MOOCs to complement rather than replace face-to-face learning

Volume 9 Number 1 January 14 - February 11 2013

The voices of students have not been widely aired in conversations about university courses moving online. Carolyne Lee, a Senior Lecturer in the School of Culture and Communication, andRobert White, one of her students who has just completed the Master of Global Media Communication, reflect on the benefits and disadvantages of online courses, having sampled a few of the courses themselves.

Carolyne Lee: Massive Open Online Courses (MOOCs) won’t close down universities, but they will have a significant effect, especially on the quality of the student experience. 

The traditional tutorial provides a rich space in which to generate and share ideas, to collaborate in knowledge-building through engagement with course material.
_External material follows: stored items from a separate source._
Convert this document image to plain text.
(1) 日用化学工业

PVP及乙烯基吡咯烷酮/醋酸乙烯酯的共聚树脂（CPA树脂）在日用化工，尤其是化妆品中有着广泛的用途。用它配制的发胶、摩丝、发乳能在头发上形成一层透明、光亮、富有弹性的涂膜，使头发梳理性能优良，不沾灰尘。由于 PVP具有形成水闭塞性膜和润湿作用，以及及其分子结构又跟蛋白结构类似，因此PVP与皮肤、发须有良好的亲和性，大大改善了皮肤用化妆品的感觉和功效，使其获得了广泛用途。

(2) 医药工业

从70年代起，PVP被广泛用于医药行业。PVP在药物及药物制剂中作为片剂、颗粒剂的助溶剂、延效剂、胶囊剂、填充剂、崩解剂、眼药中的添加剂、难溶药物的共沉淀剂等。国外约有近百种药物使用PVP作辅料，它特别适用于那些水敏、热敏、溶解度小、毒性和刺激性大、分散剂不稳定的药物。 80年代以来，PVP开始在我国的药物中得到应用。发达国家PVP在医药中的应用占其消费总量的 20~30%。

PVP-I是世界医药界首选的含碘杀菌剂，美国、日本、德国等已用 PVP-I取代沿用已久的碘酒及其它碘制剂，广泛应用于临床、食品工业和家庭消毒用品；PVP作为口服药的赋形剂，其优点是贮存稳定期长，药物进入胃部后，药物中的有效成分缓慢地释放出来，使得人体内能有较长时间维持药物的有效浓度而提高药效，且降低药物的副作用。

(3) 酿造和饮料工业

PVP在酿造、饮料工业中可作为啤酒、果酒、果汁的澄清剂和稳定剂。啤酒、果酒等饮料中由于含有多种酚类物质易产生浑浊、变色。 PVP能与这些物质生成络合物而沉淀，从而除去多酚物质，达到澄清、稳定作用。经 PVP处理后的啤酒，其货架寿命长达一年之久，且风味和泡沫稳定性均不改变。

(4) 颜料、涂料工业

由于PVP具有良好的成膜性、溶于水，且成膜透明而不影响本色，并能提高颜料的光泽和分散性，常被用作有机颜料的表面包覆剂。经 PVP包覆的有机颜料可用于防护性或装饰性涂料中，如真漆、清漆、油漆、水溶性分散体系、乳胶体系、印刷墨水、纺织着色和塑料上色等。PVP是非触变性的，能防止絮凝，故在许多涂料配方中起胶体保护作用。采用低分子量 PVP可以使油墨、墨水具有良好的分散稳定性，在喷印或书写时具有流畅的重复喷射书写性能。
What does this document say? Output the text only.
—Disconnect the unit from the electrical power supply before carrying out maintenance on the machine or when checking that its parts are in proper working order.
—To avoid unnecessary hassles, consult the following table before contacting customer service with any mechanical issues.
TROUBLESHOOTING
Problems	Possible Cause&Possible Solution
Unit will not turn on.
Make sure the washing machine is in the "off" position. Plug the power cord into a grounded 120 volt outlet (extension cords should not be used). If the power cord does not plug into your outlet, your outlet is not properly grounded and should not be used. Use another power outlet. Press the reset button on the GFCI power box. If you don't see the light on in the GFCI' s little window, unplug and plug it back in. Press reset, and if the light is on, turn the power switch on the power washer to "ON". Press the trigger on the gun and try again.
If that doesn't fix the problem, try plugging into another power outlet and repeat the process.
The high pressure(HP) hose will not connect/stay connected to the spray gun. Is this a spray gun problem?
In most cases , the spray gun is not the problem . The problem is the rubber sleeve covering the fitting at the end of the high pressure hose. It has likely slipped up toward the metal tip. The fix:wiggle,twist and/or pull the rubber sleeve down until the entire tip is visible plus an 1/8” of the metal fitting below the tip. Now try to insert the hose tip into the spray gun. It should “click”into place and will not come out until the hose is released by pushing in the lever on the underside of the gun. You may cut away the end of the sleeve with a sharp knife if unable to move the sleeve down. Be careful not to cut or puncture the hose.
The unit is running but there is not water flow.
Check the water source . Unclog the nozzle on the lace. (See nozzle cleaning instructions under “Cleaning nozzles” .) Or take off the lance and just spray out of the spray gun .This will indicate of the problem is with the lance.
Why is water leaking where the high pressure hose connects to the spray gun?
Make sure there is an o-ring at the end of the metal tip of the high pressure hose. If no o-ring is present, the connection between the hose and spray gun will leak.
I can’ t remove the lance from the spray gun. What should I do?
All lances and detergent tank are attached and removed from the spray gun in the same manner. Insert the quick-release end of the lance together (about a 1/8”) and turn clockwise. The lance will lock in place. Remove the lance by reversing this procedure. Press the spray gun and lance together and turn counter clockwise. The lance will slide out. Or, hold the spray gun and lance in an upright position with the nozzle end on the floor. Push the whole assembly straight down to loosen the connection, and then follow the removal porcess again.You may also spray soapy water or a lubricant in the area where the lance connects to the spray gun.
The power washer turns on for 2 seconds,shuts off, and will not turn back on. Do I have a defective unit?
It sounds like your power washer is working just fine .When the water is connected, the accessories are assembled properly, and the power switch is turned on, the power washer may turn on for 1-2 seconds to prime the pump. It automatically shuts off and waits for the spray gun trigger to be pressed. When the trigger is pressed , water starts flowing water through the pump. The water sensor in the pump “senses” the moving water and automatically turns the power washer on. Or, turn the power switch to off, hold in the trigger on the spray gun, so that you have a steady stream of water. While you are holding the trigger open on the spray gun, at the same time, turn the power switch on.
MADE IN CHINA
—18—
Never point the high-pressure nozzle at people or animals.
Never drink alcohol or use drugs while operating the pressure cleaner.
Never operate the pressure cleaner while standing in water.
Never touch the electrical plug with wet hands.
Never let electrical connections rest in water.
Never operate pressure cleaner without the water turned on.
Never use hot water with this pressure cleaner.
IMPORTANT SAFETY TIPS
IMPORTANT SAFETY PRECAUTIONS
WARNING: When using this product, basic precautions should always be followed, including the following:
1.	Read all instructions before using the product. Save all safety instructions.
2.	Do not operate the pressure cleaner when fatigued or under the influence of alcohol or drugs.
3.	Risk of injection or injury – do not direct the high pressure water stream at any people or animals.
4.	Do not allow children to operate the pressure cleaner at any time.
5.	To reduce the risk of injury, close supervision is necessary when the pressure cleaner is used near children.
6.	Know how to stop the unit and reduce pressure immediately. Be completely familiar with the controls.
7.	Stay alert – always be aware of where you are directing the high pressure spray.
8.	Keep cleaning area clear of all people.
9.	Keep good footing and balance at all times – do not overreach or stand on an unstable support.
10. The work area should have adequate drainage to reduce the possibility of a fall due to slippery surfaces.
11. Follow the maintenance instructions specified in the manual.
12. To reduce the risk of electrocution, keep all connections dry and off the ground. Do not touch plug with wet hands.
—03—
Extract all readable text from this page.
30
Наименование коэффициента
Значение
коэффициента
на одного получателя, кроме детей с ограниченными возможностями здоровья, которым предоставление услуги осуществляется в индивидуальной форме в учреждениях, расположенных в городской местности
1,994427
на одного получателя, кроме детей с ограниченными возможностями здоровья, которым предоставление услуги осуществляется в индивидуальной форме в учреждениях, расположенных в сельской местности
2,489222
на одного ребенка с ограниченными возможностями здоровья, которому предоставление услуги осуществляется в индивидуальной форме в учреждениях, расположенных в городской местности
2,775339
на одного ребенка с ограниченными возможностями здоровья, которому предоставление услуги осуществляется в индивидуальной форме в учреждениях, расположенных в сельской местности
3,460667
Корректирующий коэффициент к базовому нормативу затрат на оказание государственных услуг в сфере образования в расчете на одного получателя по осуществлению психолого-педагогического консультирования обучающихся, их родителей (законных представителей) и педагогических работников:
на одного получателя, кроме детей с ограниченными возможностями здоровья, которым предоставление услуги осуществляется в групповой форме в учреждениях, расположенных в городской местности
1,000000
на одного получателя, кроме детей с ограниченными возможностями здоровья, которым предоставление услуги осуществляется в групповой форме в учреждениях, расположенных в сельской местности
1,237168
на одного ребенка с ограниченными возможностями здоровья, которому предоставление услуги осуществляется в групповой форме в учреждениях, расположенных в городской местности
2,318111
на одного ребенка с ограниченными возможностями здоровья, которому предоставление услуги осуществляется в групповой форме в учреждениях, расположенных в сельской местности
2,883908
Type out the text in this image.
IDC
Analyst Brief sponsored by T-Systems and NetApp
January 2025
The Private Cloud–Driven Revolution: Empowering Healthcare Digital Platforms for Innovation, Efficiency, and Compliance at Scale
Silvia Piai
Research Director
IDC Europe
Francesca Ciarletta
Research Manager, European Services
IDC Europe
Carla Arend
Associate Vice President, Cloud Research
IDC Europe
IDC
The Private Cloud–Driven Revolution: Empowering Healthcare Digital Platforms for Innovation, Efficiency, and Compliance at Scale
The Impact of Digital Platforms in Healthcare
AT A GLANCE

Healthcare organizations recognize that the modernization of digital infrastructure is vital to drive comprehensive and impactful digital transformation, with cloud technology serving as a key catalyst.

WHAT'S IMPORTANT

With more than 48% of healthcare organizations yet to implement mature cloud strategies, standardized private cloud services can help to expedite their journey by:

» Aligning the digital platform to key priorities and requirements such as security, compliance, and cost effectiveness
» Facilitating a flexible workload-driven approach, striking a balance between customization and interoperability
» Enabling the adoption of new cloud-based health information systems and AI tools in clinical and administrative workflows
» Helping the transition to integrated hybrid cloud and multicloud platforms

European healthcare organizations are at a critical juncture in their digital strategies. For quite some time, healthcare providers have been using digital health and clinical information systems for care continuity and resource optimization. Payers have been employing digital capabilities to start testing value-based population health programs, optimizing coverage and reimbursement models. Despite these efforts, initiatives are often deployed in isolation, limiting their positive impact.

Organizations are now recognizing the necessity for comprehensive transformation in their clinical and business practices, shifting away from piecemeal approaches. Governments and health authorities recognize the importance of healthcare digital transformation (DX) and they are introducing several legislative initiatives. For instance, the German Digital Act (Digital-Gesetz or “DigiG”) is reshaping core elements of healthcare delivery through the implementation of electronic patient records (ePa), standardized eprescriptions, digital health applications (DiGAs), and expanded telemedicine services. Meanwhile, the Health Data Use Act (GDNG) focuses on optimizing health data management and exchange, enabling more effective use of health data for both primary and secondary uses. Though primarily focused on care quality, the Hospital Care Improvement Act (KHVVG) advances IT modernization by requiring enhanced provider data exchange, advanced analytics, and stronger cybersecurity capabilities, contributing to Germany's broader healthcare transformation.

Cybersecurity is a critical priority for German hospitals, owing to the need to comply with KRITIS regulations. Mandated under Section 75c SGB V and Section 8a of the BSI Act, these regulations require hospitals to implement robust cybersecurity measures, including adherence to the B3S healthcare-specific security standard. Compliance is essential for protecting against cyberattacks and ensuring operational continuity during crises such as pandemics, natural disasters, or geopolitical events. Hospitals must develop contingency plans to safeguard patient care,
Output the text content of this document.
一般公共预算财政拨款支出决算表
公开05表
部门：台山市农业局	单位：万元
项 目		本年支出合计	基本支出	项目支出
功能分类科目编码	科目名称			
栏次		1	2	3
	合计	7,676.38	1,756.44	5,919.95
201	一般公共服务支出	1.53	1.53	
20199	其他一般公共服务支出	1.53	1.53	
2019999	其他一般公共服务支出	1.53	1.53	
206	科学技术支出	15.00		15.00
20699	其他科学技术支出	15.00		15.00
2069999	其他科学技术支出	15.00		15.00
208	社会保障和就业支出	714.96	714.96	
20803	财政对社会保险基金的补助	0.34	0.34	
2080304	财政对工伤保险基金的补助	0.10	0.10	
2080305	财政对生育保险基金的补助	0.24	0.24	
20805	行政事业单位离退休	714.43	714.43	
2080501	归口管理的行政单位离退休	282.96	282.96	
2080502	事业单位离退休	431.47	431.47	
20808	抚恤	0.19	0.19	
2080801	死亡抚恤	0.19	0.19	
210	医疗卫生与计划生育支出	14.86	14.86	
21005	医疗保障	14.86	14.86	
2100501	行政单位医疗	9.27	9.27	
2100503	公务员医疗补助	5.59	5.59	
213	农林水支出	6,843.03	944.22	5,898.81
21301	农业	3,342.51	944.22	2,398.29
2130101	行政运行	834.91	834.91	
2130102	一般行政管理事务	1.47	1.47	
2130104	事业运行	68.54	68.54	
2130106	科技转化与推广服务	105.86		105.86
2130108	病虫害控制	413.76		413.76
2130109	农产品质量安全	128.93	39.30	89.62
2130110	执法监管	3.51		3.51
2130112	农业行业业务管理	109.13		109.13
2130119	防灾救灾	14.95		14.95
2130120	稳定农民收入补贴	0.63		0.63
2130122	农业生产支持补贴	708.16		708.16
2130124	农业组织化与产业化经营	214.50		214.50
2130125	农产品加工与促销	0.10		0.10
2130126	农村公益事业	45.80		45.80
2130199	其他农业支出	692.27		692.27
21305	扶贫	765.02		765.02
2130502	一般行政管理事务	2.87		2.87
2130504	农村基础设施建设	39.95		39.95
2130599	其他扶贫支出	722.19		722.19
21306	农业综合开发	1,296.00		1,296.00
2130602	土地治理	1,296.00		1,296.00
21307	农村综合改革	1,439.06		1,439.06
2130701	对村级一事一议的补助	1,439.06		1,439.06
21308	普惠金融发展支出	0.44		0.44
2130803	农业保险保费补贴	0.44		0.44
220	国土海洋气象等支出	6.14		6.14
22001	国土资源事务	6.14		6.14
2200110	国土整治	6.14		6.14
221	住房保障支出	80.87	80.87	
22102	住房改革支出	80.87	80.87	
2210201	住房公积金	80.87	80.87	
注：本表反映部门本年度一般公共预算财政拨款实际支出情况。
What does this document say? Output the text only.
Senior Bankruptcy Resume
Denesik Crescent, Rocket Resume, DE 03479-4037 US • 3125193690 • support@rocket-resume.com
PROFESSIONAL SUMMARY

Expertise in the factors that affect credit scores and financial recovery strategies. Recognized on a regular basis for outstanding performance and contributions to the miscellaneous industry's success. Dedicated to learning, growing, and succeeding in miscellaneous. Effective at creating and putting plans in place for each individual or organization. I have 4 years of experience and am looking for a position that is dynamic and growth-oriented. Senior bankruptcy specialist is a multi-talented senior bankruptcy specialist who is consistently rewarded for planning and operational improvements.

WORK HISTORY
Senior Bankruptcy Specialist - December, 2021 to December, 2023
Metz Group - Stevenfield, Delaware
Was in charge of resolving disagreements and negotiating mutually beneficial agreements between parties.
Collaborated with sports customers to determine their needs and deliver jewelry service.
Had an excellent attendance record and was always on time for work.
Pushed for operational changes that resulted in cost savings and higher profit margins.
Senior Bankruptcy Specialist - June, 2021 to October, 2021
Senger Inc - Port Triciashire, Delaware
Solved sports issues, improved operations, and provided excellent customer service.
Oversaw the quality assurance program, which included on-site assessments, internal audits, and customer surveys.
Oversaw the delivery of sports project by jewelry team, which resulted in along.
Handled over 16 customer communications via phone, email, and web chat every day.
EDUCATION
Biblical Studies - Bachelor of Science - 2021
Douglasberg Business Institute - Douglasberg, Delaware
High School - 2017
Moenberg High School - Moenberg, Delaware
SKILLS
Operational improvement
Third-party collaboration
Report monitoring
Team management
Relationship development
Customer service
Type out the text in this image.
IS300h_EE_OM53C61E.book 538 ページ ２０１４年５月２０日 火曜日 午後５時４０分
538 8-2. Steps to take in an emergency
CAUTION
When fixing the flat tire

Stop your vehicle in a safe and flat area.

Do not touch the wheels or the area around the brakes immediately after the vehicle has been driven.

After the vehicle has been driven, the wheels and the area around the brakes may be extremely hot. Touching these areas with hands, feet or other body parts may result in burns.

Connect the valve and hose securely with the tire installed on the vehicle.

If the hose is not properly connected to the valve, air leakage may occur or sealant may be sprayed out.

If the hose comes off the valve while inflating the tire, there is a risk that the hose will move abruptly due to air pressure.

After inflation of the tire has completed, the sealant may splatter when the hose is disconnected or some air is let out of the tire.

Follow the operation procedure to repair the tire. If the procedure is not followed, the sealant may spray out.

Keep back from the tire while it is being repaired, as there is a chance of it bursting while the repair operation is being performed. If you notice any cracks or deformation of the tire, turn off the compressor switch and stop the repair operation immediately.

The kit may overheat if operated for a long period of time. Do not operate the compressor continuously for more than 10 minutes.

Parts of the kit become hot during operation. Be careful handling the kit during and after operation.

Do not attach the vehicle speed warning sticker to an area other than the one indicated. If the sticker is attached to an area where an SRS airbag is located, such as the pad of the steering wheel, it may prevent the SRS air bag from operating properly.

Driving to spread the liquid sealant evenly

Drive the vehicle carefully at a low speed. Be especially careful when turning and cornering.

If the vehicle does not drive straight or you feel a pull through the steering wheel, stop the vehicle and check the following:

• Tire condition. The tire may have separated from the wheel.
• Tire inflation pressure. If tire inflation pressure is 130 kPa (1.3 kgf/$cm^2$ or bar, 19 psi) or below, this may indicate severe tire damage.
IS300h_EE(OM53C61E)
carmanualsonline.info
These real tutorials heighten inclusive learning and knowledge production, particularly in the humanities and creative disciplines where the quality of tutorial debate defines the quality of the learning, and therefore the whole degree. 

Robert White: In our post-graduate tutorials learning is achieved chiefly through collaborative methods: one student shares an idea, another extends it, the tutor responds, and so on: a kind of ‘organic’ learning process.

Carolyne Lee: ‘Inclusivity’ and ‘active engagement’ are more than buzzwords: they heighten students’ imaginations and emotional investment in learning – factors known to facilitate intellectual development – and imbue a sense of purpose. Students feel a bond with course material if their voices are heard, and ideas explored. MOOCs, however, deliver course material in a programmed, linear manner. Online forums are complex, with interfaces often too confusing for active engagement; further, online courses preclude student participation in negotiating and exploring essential concepts. 

MOOCs providers promise improved interaction through social media. Currently, though, assessment is by multiple-choice questionnaires; complex questions create a perceived but frustrated need for personal explanation, and exclude the presentation of a nuanced idea or argument as enabled in tutorial presentations or essays marked by a tutor. 

Robert White: The best tutors are facilitators, overseeing and deftly directing tutorial discussions, and giving detailed feedback on written work. They can also ascertain whether a student is struggling, and provide targeted assistance in the form of extra consultation or specific resources.

Because of the lack of engagement with Coursera, I must admit to quickly losing motivation to do ‘homework’ and ‘attend’ classes, as it were. Indeed, like 90 per cent of online students, I dropped out. While the high drop-out rate may be attributed to negative experiences, it is also due to the contradiction between online study and students’ understanding of university life.

Carolyne Lee: The two major components of this understanding are the cost of participation, and the question of sociality. Because MOOCs are free, there is less motivation and pressure to complete a course; choosing not to ‘attend’ class doesn’t mean money is wasted, while not attending class at a traditional university is literally throwing money away. 

There is also the social element. In a real sense, being a student is an occupation for a given period. Involvement in on-campus experiences – seeing others studying, using the libraries, participating in students’ organisations – enables one to identify and understand oneself as a student. This in itself encourages students to continue with a course which may be challenging but will eventually bring the reward of an accredited, recognised degree and associated skills.

In future, higher education will undoubtedly entwine the online and offline, creating blended learning platforms. Universities can improve and complement their campus-based courses by going online: for example, by reducing the time and expense of delivering lectures to largely passive groups of students, a format long recognised as least effective for student learning. 

When lectures are online, students can access them at home, taking notes or breaks as required, freeing up more resources for small group-based, on-campus learning in which personal relationships and soft skills are built, the bedrock of deep learning. 

Soft skills such as teamwork, flexibility, leadership and critical thinking are prized attributes of students and of all rational individuals; these skills may eventually be in short supply if vital elements of real learning are not preserved.

Rigorous piloting and testing of blended learning platforms should be paramount. To achieve best practice in student participation, engagement and outcomes, universities and other educational institutions need to focus on the student experience.